Senate debates

Wednesday, 10 May 2023

Auditor-General's Reports

Report No. 21 of 2022-23; Consideration

5:46 pm

Photo of David ShoebridgeDavid Shoebridge (NSW, Australian Greens) Share this | Hansard source

I move:

That the Senate take note of the document.

Sometimes, when you're looking at the way in which the Department of Defence and defence procurement is oversighted in this place, there are moments when powerful and loud truths are told. Sometimes there's a document or a moment when you suddenly look under the bonnet and see the way in which this institution, the parliament, fails to oversee what is now a $50 billion a year national expenditure on defence. With the tabling of the performance audit on the Department of Defence's procurement of Hunter class frigates by the Audit Office today, we suddenly lifted up the bonnet and had a look at how it all worked.

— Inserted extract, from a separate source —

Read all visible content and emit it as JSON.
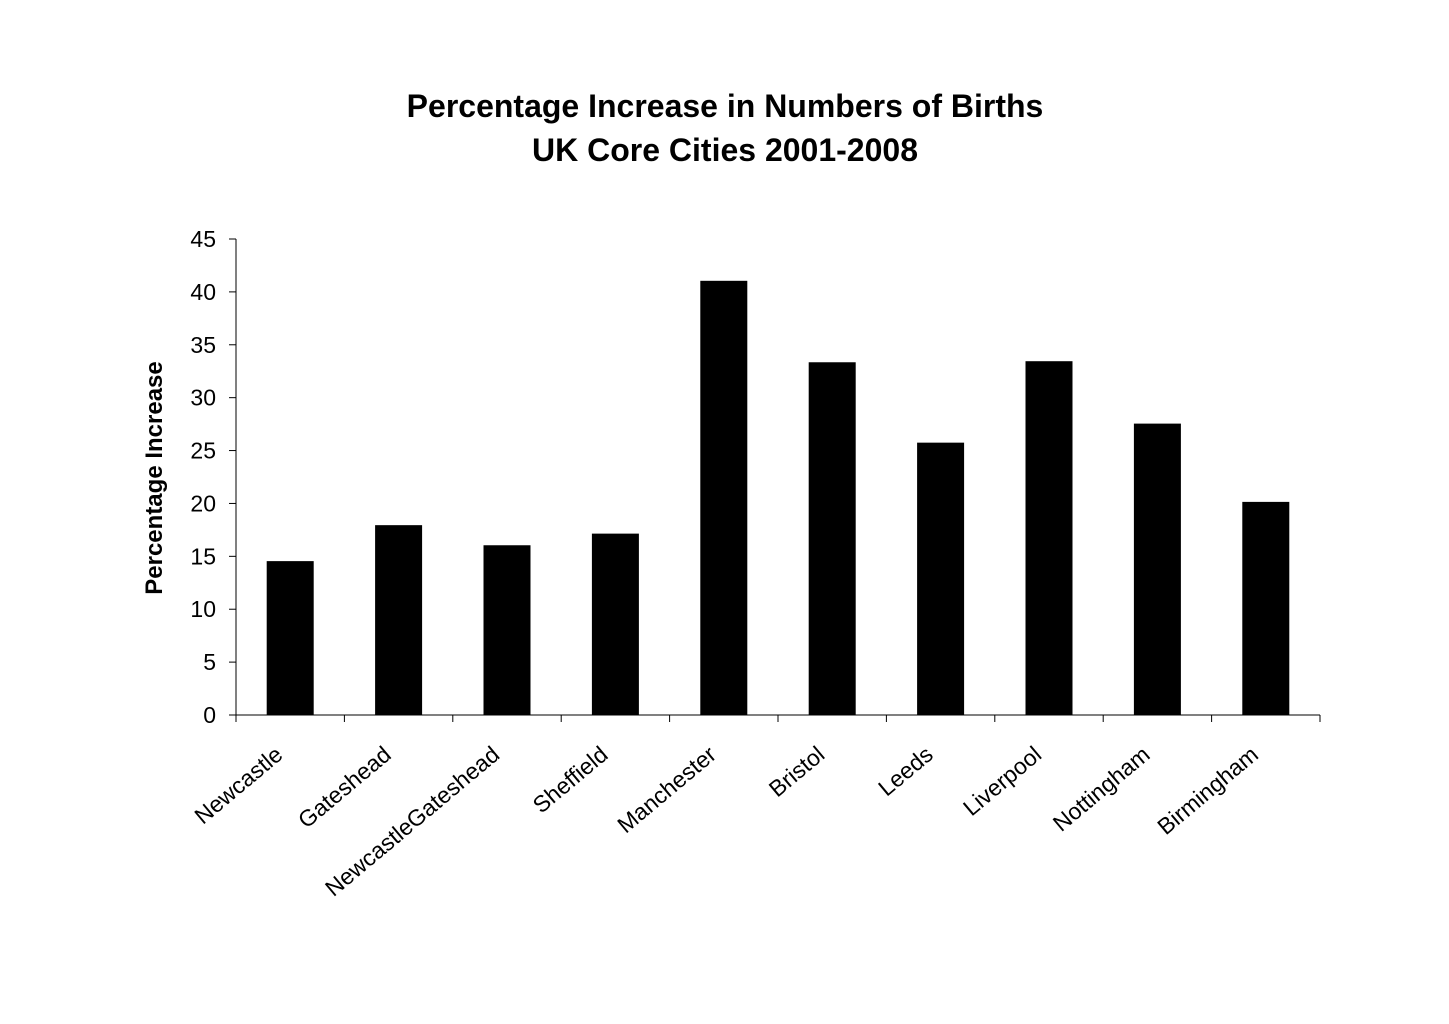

It was a sorry tale, because, in a project for the Hunter class frigates, which has a current price tag of more than $45 billion, it turns out that, when the Department of Defence entered the contract for a $45 billion project, they got a number of tenders. There were three quite competitive tenders: one from BAE and a couple of others. They said to the government, 'Oh, we're going to do a tender process; don't you worry about it,' and they set out the documentation. Obviously, a core part of a public tender process is checking for value for money. Will this deliver what we want for value? In fact, it's hard to think of a more important element in a public tender process. They said, 'Does it deliver value for money?' That's what they said they test for. They handed the document to the minister, and they handed the document to the secret oversight committee, and they said, 'That's what we are going to do.' Then they went away and signed Australian taxpayers up to a $45 billion project without ever checking for value for money. They never did it.

They never assessed the three competitive tenders against each other for value for money. They just signed off on the current project without ever checking, and then they forgot, or they failed, to tell the government that they'd never checked for value for money. They never told the government. I find it even more astounding that nobody in the minister's office checked, nobody in the coalition government checked and nobody in the Labor opposition checked. They have access to secret documents in their secret committee, and they all come together in their secret committee and think they're very important. They see people with brass clips on their shoulders and feel they're in some secret club, and not one of them ever asked whether they assessed a $45 billion project for value for money. Has it delivered value for money? Absolutely not. It's already 18 months delayed. It's already half a billion dollars over budget, which doesn't include the 95 contract variations they've had to enter into to try and make the thing bloody well float.

The original contract provided for a frigate that turns out to be inadequately armed and inadequately defended, so they keep tacking things onto it: more missiles, more ammunition and more antisubmarine warfare project material. They keep tacking new things onto it, so now it's so top heavy you can't take it out to sea. If you put it out in a heavy sea, it will tip over and capsize. We're going to have six Hunter class frigates that'll only be able to be put out on the lake at the front of Parliament House. Did I mention it's a $45 billion project?

What is clear from the Audit Office is that we've got a bunch of amateurs in there—or a bunch of noddies or a mixture of the two—signing up the Australian public to billions and billions of dollars of expenditure without even doing the most basic due diligence. And if you want a shiver to go down your spine as a young person in this country or as a taxpayer in this country, this is the same bunch of noddies who have just been given a blank cheque for half a trillion dollars or more, where they say they'll be able to deliver some submarines by 2060. Heaven help the Australian public!